Pół sezonu minęło. Nie wiem co napisać, ale jestem totalnie zaskoczony przebiegiem: niespełna 8700 km w 6 miesięcy - nie powinienem tyle zrobić. Nie znajduję wytłumaczenia dla tej sytuacji :)
Świątek w Olsztynie też kibicuje Reprezentacji Polski ;)
Olsztyński Anioł Stróż też kibicuje Reprezentacji Polski ;) © poisonek




Olsztyn z Amelką i Aleje full rodzinnie.

Środa, 29 czerwca 2016 • dodano: 29.06.2016 | Komentarze 0

W południe do Olsztyna z Amelką, by po raz pierwszy w te wakacje skosztować frytek w Leśnym. W obie strony przez Kucelin, Guardiana, rowerostadę, Skrajnicę i Ostrówek. Pod wieczór już w pełnym rodzinnym składzie na spacerek do Centrum.
Z Amelką do Olsztyna
Z Amelką do Olsztyna © poisonek




Rowerowa pobudka i Aleje z Córcią.

Wtorek, 28 czerwca 2016 • dodano: 28.06.2016 | Komentarze 0

Opieka nad Córcią wymusza jazdę o troszkę wariackich godzinach. Dziś jechałem w stronę Olsztyna już o 6:00 i wróciłem do domu po przejechaniu 37 km na 7:25 :) Później w ramach obowiązków opiekuńczo - wychowawczych do Parku Staszica nakarmić dachowe obsrańce...
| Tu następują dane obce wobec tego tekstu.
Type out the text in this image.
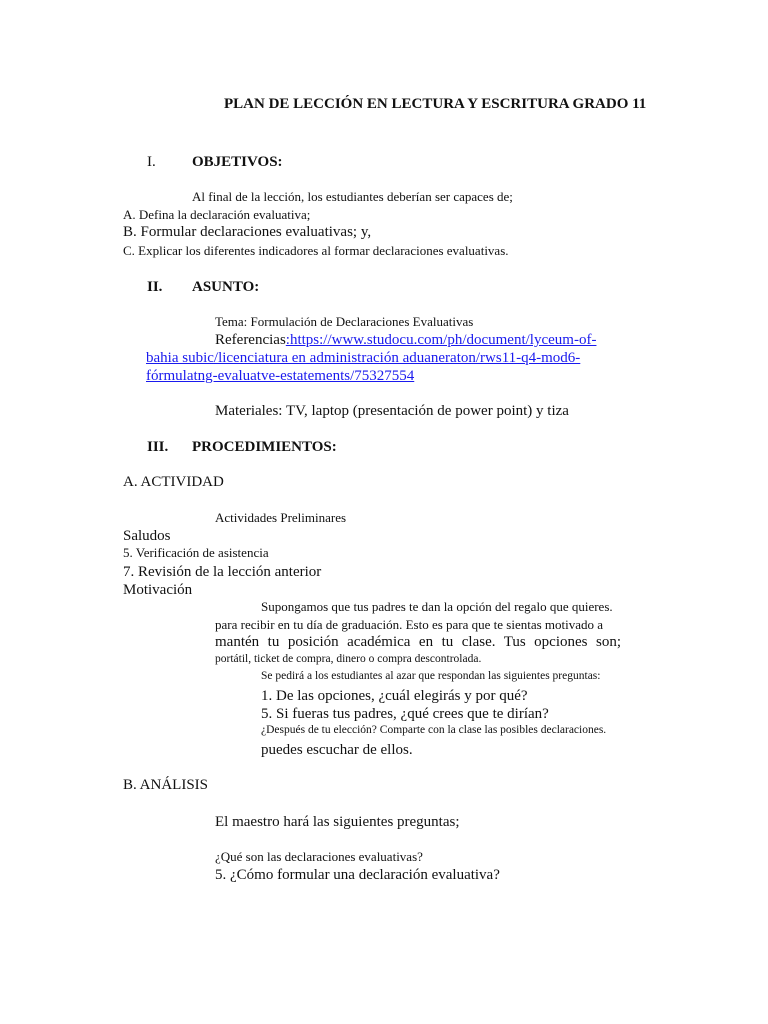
PLAN DE LECCIÓN EN LECTURA Y ESCRITURA GRADO 11
I. OBJETIVOS:
Al final de la lección, los estudiantes deberían ser capaces de;
A. Defina la declaración evaluativa;
B. Formular declaraciones evaluativas; y,
C. Explicar los diferentes indicadores al formar declaraciones evaluativas.
II. ASUNTO:
Tema: Formulación de Declaraciones Evaluativas
Referencias:https://www.studocu.com/ph/document/lyceum-of-
bahia subic/licenciatura en administración aduaneraton/rws11-q4-mod6-
fórmulatng-evaluatve-estatements/75327554
Materiales: TV, laptop (presentación de power point) y tiza
III. PROCEDIMIENTOS:
A. ACTIVIDAD
Actividades Preliminares
Saludos
5. Verificación de asistencia
7. Revisión de la lección anterior
Motivación
Supongamos que tus padres te dan la opción del regalo que quieres.
para recibir en tu día de graduación. Esto es para que te sientas motivado a
mantén tu posición académica en tu clase. Tus opciones son;
portátil, ticket de compra, dinero o compra descontrolada.
Se pedirá a los estudiantes al azar que respondan las siguientes preguntas:
1. De las opciones, ¿cuál elegirás y por qué?
5. Si fueras tus padres, ¿qué crees que te dirían?
¿Después de tu elección? Comparte con la clase las posibles declaraciones.
puedes escuchar de ellos.
B. ANÁLISIS
El maestro hará las siguientes preguntas;
¿Qué son las declaraciones evaluativas?
5. ¿Cómo formular una declaración evaluativa?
Z Amelką i dom - praca - dom.

Poniedziałek, 27 czerwca 2016 • dodano: 27.06.2016 | Komentarze 0

Na miasto z Amelką a potem dom - praca - dom.




Mirów.

Niedziela, 26 czerwca 2016 • dodano: 26.06.2016 | Komentarze 0

Niedzielne szosowanie. Nie miałem jakiegoś konkretnego planu co do docelowego miejsca i trasy, wiec wyjechałem sobie przed siebie zdając się na chwilowe zachcianki kierunkowe ;) Na początek przez Zawodzie do Legionów, obok TRW gdzie już powoli zaczynała się zbierać grupa, następnie Srocko, Brzyszów i Małusy w których dogania mnie Piotrek. Przejechaliśmy wspólnie kilometry przez Kobyłczyce, Żuraw, Lusławice, Czepurkę, Piasek, Janów i Złoty Potok. Przy źródłach Piotrek pojechał w kierunku Siedlca, a ja pokręciłem prosto do Ostrężnika. Tam na dróżki i do Leśniowa. Następnie Żarki, Czarny Kamień, Łutowiec i Mirów. Pod zamkiem chwila przerwy na odrdzewiacz i powrót do domu przez Gościniec, Żarki, Zawadę, Ostrężnik, Siedlec, Krasawę, Zrębice, Przymiłowice, Olsztyn i Odrzykoń. Tutaj zaczęło padać i deszcz z pomrukami burzy towarzyszył mi przez ostatnie 12 km drogi do domu. 
30 dzień ze 100 km przebiegiem w tym roku.